Рецензия на книгу
Обломов
Иван Гончаров
Аноним30 апреля 2012 г.– Тебе, кажется, и жить-то лень? – спросил Штольц.
– А что, ведь и то правда: лень, Андрей.Наконец-то! – подумала я. Наконец-то прочесть "Обломова" будучи свободным от школьного ига! Прочесть, когда не виснет над тобой Дамоклов меч списка заданной на лето литературы и сочинения объемом никак не менее трех листов. Прочесть и самому поработать головой, не оглядываясь в нервной панике на преподавателя, который ожидает от тебя правильных выводов и толкований текста. Взятый же мной в библиотеке "Обломов" оказался исчеркан карандашом некоего прилежного старшеклассника, в руках которого побывала эта книга до меня. Так что волей-неволей призрак так и не написанного в школьные годы сочинения по "Обломову" все равно замаячил у меня за спиной. Что ж, теперь, когда этот пробел наконец заполнен, я не поленюсь и исполню свой должок четырехлетней давности.

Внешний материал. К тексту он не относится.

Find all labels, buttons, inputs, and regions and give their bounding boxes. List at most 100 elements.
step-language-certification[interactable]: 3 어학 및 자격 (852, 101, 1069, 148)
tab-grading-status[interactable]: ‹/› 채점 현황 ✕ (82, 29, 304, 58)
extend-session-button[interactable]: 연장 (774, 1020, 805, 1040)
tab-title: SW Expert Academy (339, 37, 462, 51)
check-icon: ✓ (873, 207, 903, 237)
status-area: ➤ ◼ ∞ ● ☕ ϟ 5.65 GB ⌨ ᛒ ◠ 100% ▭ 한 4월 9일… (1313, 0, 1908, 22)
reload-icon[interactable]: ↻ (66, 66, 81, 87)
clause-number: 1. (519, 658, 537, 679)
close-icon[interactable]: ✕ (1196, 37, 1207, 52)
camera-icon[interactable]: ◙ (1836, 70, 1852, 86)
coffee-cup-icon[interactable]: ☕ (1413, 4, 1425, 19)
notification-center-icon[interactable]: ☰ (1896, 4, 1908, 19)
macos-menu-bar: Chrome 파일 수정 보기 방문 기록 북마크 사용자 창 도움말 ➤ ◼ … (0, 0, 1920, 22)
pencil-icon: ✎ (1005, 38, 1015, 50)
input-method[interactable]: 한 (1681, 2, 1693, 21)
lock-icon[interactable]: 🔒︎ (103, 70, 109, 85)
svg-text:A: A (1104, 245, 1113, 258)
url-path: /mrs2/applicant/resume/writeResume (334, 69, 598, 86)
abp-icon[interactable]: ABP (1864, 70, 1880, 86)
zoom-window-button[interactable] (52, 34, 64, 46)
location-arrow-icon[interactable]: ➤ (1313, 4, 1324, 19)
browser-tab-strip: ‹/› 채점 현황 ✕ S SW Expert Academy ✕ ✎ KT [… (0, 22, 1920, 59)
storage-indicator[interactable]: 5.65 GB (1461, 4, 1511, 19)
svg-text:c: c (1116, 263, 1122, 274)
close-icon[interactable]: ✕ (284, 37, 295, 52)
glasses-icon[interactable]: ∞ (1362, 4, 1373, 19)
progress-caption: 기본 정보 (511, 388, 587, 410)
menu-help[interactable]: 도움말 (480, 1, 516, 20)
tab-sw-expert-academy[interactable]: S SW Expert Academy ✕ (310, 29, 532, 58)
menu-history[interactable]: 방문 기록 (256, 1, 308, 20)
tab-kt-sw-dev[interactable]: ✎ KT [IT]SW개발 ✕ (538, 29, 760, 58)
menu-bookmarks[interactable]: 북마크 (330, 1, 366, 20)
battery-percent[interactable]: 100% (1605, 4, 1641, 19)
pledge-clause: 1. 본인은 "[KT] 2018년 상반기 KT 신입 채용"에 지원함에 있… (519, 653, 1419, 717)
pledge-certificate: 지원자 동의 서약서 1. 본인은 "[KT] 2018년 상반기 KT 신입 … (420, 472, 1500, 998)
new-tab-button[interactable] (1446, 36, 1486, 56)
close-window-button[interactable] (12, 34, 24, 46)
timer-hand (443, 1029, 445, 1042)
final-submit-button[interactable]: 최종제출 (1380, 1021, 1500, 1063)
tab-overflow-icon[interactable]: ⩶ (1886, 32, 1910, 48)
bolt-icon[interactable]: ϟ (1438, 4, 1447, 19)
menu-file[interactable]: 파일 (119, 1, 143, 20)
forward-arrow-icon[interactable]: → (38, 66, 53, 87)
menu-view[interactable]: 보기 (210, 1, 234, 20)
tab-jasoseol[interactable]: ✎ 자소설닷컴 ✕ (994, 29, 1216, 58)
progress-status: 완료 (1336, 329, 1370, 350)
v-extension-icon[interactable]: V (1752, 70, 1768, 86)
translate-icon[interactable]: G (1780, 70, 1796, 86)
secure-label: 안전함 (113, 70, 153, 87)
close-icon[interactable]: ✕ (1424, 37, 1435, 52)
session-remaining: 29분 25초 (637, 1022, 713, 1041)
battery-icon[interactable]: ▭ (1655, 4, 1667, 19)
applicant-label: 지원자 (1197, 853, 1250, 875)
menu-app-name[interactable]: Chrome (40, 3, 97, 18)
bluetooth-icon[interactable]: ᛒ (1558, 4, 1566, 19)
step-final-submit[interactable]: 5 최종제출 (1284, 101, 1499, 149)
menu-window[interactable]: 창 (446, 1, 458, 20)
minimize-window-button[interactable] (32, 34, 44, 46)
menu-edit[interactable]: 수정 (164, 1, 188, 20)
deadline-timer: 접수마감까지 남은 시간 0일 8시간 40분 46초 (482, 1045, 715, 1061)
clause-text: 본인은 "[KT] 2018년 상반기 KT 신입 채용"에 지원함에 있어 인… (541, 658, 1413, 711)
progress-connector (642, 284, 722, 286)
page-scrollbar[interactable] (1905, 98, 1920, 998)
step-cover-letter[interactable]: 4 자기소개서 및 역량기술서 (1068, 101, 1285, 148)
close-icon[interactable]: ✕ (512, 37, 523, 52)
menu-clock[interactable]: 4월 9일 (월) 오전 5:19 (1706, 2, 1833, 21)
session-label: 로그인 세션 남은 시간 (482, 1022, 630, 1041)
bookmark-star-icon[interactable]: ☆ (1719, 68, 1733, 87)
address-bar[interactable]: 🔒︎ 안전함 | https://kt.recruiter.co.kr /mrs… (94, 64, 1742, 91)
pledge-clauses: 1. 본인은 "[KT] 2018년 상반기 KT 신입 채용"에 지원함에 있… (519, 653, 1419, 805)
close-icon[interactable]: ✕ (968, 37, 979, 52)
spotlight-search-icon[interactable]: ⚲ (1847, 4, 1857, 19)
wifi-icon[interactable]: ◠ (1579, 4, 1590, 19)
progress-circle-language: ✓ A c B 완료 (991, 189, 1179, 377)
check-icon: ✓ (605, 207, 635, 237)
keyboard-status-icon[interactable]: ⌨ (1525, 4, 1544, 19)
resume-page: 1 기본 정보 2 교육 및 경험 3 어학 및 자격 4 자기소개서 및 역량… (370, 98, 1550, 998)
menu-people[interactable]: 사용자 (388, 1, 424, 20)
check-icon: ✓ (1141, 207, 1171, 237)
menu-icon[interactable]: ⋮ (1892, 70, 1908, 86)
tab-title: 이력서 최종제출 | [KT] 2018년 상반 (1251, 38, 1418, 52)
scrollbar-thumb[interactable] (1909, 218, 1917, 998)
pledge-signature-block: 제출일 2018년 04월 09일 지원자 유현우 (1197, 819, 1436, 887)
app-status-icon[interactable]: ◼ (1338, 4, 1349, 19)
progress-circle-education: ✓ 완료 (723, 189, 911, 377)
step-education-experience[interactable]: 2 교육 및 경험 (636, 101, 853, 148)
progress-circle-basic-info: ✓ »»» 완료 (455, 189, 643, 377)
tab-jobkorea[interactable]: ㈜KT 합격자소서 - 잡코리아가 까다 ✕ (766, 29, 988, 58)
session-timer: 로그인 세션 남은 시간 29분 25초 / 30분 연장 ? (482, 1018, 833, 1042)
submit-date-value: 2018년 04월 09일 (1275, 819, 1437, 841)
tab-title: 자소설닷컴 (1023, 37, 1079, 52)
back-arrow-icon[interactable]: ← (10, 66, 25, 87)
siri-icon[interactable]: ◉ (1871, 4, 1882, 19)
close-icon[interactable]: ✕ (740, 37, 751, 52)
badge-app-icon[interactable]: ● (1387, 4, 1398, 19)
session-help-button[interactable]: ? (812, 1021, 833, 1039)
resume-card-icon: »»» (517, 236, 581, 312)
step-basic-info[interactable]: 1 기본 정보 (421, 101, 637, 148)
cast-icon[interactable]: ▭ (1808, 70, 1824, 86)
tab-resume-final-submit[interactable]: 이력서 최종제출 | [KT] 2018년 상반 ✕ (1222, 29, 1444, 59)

Без тени сомнения, это вечная книга. Современная, актуальная и поныне. Ибо не перевелись еще Обломовы на земле русской (в этом месте автор сих строк стыдливо опускает глаза по причине принадлежности к великому в своей неистребимости полку апатичных бездельников). Да и вряд ли когда переведутся. Люди с взлелеянной домашним бытом праздностью, страшащиеся жизни, прячущиеся от нее в коконах своих одеял и халатов, боязливо глядящие на нее в сизое от пыли окно. Тяжелое, теплое, сытное ярмо обломовщины не дает выпрямить спину, отрезает, пресекает в корне стремления и порывы, оставляя от них лишь смутное эхо, что изредка отзывается в душе глухой болью, далекими грозовыми раскатами былых бурь. Недаром мертвецом называет Обломова Илью его несостоявшаяся невеста. Поддаться обломовщине, позволить пустить ей корни в душе – все равно что добровольно залечь в мягкую яму и ждать смерти в ее нежном покое. Не печься нисколько о том, что происходит за пределами ее. Всегда знать, что чьи-то любящие руки подоткнут одеяло, что никогда не нарушит умиротворения чей-то резкий голос, повелевающий встать и зажить полной жизнью. Смыкать глаза в сладкой дреме и грезить о вечном лете.
Едва ли я знаю людей, которые находились бы в вечном движении, ни на секунду не позволяя апатии себя обуять. Всякий иной раз да приостановит бег, оглянется вокруг слегка недоуменно, дескать, зачем, к чему это все, вся эта суета, толкотня, борьба. Но потом стряхнет с себя наваждение, списав на временное помутнение рассудка или сезонную депрессию, да и побежит дальше. И слукавят те, кто скажут, что ни разу не позволили они этому чувству хоть ненадолго задержаться в душе.
И сколько нас таких, неподдельных Обломовых, лелеющих слабую мысль о деятельности, да все надеющихся, что оно как-то все устроится без нас, само собой, что нашего-то вмешательства и не потребуется. Что придет волшебный господин Штольц, не допускающий промахов и являющий собой идеал деятельной жизни, да везде наведет порядок, все обустроит и вдобавок за собой позовет.
Да вот беда. Не каждому такому праздному мечтателю повезет в жизни встретить своего Штольца, который подымет с любого дна, выкопает из самого дремучего ила, вынет из мягкой, теплой ямы на свет божий. Не всякому попадется и его Ольга, что сможет заразить жаждой жизни, движения, знаний, новизны, и песней своей разогнать уютный мрак.
Реальность такова, что никто за тебя не встанет с постели. Никто за тебя не пойдет налаживать отношения с людьми. Никто не ринется за тебя воплощать твою мечту. Никто не станет за тебя жить. Никто, кроме тебя самого, не проживет твою собственную жизнь.
Ведь жить и вести существование – далеко не одно и то же.
P.S. А эхо после прочтения книги сильным оказалось. На удивление, ведь повествование в ней подобно главному ее герою – такое же неспешное, подчас ленивое, навевающее скуку и сон. Но вот ведь какая штука: с тех пор, как я закрыла последнюю страницу, так и не могу о них перестать думать. Никак у меня из головы нейдет Обломов, живущий в унынии, апатии, праздном ожидании катарсиса. Никак не избавиться от осевших в душе страха и горечи.